Cloud GPU rental rates vary widely by provider and commitment level. The real cost of running AI agents in production includes engineering time, monitoring infrastructure, and the coordination overhead of managing GPU clusters. Teams often underestimate these costs when they compare only token prices or hourly GPU rental.

Long-Context Inference: The Emerging Front

Serving very long contexts introduces a different problem. Standard full attention scales quadratically with sequence length, so long prompts get expensive fast.

Ring Attention distributes long sequences across multiple devices, overlapping communication of KV blocks with blockwise attention computation. It can enable very long sequences without approximate attention, but communication overhead still matters as context grows.

FlashAttention 4 tackles the single-GPU case with software-emulated exponentials and conditional softmax rescaling. These kernel-level optimizations can compound with architectural choices like GQA and KV cache compression to make long-context inference more practical on a single node.

The contrarian take: most production workloads don't need ultra-long contexts. RAG pipelines retrieve a bounded amount of relevant context. Multi-turn conversations rarely need to preserve every token of long history. The engineering effort to serve very long contexts may be premature optimization for all but a few document-analysis and code-repository workloads.

What Actually Matters

The gap between knowing these techniques exist and deploying them effectively is where teams often stall. A common failure mode: optimizing the serving stack while ignoring the request pattern. A team running a RAG pipeline with heavy prefix reuse should evaluate SGLang before spending too much time on quantization knobs. Another team serving diverse, one-shot queries may get more from quantization and continuous batching than from prefix caching that rarely hits.

The inference optimization stack in 2026 isn't one technique. It's a compound effect. GQA can reduce KV cache. Lower-precision quantization cuts model memory. PagedAttention reduces cache waste. Continuous batching can boost throughput. Speculative decoding can add another gain for suitable workloads. These effects can compound, but only if the workload actually exercises them.

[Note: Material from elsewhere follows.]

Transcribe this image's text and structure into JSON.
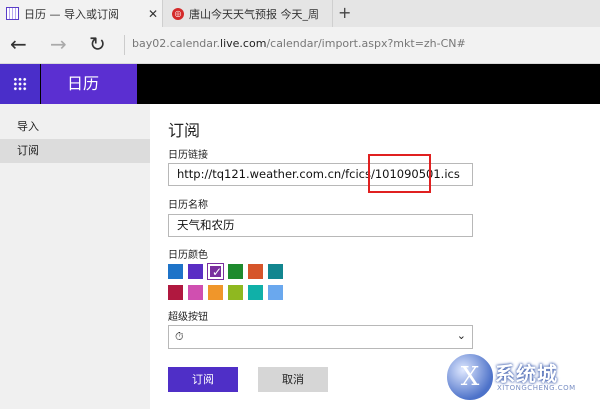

But one of the most important optimizations is not running inference at all. Caching responses, batching similar queries, and using smaller models for easy requests before escalating to expensive ones. The cheapest token is the one you never generate.

Inference can dominate the lifetime cost of a production AI system. The teams with the best economics won't necessarily be the ones using the biggest models. They'll be the ones that match model, serving stack, cache strategy, and request pattern without letting infrastructure spend outrun product value.